About an hour later, Carson rubbed his eyes, hand running over the right wall as he headed back to his quarters, finally feeling a bit of peace. He came to his door and tore his weary eyes from the floor to open the door.

On the panel was a yellow sticky-note folded over. He picked the paper up and opened it carefully. Inside was what he knew unmistakably as Rodney's untidy scrawl of cursive writing.

'"Post hoc ergo propter hoc" is a lie. Get some sleep.

RM'

Carson pocketed the note, opening his door with a wave of his hand. Instead of his original plan of flopping onto the bed, he walked to the bookshelf of reference books in the corner, running his forefinger over the titles before pulling out an old Latin dictionary.
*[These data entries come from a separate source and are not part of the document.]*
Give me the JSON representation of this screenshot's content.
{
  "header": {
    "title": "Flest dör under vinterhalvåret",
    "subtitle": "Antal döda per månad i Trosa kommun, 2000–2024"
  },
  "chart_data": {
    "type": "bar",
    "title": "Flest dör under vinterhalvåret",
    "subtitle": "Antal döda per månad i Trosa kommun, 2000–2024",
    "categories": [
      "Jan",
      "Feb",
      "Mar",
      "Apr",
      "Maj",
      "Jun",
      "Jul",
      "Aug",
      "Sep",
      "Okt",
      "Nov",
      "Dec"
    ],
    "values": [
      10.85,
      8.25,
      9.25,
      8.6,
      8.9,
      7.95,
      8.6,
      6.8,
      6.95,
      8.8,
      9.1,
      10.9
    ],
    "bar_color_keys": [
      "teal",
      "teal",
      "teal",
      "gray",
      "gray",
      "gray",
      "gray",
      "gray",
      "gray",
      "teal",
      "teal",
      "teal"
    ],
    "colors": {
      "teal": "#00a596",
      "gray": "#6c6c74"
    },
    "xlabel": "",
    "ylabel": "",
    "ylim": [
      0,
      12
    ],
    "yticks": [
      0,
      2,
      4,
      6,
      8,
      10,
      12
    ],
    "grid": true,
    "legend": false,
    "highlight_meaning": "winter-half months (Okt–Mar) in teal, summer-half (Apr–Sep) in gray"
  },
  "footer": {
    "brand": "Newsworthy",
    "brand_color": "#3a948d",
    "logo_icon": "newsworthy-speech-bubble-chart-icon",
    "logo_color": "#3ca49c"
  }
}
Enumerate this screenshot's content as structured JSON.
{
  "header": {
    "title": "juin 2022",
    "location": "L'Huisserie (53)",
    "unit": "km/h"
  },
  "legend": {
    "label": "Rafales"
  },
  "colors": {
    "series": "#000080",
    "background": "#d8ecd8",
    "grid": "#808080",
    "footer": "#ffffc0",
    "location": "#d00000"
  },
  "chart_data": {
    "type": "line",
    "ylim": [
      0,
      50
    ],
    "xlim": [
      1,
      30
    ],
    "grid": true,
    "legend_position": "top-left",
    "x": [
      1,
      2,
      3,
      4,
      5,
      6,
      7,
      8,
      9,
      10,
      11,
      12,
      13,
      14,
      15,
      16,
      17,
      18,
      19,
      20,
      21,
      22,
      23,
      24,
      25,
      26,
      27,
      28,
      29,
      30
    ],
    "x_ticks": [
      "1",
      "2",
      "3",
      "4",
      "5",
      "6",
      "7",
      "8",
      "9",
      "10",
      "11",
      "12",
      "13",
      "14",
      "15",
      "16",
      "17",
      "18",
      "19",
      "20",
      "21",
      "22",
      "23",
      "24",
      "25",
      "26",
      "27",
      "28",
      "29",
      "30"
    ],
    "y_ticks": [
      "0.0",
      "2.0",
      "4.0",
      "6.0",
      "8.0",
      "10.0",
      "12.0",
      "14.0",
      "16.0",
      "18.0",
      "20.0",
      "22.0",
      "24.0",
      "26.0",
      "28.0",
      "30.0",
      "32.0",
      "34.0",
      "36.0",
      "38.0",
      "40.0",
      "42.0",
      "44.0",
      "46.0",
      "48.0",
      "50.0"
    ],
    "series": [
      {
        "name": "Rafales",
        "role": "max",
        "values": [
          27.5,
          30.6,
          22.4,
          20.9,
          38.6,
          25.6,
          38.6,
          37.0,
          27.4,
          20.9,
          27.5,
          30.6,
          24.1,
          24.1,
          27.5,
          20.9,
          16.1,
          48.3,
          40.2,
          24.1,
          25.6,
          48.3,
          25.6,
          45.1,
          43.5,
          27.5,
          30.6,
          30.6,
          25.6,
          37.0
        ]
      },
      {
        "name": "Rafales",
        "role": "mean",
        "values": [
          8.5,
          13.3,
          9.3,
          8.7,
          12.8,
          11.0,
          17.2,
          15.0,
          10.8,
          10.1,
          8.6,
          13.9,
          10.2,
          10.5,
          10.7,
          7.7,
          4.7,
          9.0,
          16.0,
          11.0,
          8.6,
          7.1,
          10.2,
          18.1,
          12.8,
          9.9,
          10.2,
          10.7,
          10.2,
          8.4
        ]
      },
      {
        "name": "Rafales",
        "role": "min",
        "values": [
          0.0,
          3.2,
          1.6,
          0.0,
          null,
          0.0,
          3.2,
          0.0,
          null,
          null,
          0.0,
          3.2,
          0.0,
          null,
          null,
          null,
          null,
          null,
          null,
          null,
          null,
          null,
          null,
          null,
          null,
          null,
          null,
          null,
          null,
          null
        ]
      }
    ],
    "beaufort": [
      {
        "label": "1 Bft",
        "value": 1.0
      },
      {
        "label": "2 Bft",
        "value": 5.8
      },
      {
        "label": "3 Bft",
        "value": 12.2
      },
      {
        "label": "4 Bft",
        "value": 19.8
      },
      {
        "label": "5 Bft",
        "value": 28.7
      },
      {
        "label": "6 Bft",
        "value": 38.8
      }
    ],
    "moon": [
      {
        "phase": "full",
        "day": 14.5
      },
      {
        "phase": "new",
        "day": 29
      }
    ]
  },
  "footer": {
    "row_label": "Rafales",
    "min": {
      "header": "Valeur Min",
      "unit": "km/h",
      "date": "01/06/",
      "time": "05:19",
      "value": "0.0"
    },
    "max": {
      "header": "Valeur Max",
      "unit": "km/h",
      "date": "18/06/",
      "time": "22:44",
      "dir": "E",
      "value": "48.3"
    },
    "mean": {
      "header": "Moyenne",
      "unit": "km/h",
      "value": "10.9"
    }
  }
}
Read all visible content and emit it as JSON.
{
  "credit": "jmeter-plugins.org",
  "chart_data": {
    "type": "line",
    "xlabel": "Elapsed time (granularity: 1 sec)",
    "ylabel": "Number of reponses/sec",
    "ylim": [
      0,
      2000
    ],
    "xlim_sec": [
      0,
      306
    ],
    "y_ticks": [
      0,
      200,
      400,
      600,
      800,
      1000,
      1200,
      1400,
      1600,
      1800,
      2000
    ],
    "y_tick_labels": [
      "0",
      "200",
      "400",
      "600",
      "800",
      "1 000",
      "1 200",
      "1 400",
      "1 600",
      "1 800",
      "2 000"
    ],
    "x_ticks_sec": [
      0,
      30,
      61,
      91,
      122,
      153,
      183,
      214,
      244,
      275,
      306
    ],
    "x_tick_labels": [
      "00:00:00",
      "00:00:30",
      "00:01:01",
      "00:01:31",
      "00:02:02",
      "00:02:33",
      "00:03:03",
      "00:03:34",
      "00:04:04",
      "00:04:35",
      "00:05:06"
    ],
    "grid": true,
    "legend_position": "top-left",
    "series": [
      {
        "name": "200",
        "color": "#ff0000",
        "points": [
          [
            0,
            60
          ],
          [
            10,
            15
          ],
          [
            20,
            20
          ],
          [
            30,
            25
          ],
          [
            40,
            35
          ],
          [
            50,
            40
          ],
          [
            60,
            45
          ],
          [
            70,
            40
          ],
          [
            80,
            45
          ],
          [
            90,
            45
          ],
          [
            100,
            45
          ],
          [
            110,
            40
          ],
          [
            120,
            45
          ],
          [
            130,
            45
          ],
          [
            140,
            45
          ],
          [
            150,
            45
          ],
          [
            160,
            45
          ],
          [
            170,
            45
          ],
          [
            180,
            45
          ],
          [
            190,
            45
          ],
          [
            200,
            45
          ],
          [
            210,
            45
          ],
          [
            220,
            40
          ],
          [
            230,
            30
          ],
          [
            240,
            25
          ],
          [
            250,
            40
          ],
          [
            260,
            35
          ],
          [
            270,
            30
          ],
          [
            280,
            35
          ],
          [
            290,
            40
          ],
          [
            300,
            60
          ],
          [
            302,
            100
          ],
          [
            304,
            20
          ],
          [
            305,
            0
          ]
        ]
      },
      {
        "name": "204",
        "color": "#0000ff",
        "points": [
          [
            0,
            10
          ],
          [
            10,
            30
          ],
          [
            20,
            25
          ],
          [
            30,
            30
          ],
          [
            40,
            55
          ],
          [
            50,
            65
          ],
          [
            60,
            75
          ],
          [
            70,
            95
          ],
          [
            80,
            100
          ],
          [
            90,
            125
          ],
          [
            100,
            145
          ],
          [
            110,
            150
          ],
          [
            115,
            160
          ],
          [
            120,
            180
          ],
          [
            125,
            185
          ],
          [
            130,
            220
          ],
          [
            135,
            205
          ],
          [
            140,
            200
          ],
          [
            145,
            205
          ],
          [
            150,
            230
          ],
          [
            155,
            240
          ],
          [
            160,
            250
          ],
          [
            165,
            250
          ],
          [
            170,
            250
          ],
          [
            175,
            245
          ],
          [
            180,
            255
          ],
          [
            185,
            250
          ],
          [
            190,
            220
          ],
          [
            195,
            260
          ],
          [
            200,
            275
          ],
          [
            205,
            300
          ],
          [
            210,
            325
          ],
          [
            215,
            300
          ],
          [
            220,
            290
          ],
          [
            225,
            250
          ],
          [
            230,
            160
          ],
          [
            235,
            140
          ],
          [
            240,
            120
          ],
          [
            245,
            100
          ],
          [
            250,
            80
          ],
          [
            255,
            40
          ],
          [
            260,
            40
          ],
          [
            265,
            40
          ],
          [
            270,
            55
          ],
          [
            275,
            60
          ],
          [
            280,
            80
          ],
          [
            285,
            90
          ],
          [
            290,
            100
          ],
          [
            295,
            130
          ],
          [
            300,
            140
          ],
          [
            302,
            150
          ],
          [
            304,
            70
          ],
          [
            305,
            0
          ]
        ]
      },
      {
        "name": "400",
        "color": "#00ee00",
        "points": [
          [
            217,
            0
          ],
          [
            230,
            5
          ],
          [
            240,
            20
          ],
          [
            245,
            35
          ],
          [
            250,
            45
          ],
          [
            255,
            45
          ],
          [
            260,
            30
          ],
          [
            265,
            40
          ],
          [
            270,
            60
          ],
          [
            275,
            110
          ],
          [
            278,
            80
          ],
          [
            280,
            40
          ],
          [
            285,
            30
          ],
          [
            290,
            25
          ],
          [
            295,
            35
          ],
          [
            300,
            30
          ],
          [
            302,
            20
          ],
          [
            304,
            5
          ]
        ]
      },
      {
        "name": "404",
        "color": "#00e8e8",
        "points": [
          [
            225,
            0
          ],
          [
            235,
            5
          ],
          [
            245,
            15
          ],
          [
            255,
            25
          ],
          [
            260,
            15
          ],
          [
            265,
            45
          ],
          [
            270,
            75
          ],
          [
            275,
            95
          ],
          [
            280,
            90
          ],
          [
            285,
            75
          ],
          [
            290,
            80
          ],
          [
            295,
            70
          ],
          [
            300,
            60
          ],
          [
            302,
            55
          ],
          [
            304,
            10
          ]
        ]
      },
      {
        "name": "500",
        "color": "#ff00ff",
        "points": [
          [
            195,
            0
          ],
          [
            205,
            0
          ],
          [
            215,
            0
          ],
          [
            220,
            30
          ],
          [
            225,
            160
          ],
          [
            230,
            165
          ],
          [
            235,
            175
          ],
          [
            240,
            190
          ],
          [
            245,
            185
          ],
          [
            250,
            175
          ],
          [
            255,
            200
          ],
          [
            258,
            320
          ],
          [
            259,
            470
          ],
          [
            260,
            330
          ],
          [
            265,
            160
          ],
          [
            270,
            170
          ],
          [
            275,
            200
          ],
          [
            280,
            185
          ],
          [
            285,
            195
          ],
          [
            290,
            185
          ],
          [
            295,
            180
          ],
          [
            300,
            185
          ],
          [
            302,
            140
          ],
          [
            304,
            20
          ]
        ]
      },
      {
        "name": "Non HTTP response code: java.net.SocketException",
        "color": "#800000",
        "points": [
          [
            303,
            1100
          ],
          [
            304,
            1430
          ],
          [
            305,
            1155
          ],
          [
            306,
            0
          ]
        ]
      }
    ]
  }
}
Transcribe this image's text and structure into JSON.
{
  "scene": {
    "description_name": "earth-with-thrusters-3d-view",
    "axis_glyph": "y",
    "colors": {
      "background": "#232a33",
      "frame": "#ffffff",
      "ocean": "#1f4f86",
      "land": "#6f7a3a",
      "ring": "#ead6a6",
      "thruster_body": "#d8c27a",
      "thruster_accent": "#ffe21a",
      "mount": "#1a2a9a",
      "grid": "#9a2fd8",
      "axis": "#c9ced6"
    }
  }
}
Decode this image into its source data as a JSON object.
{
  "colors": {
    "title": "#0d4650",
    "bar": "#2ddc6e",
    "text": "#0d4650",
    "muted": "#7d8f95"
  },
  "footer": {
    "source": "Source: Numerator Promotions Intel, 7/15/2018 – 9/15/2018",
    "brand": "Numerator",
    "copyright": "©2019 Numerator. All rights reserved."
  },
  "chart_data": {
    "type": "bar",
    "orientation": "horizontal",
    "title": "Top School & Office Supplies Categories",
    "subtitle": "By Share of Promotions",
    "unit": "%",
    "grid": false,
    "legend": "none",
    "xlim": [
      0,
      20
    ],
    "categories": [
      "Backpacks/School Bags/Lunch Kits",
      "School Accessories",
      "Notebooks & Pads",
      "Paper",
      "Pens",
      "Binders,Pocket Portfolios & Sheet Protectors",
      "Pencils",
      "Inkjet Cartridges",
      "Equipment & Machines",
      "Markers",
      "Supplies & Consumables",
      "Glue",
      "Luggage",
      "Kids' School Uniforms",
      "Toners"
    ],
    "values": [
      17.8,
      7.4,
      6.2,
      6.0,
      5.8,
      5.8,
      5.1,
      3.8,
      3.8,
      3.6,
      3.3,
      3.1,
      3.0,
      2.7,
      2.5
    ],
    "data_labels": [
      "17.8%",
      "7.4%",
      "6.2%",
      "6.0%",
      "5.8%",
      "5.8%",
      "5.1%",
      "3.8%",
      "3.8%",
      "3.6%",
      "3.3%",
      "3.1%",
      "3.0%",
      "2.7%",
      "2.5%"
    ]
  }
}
Rodney was barely tri-lingual, speaking his country's native tongue, French, the required American-English, and to understand Ancient, Latin. He grabbed a legal notepad and a pen, jotting down the phrase and being to flip through, looking for the words.

Ten minutes later, he smiled and turned off the light. Post hoc ergo propter hoc; "After, therefore because of." Definitely a lie.

[SB]

Authoress's Notes: Alright, I admit these are my own thoughts on the subject being portrayed through McKay. I took a long walk after the episode aired. I found it very... intriguing. I have a habit of acting out scenes from my fic ideas aloud, and this is what came out.

This was just a little break from my trilogy. Please, don't Hit-The-Zephyr. I'll get back on it right now.

Hope you enjoyed this little one-shot as much as I enjoyed writing it.

Post hoc ergo propter hoc. Scary, no?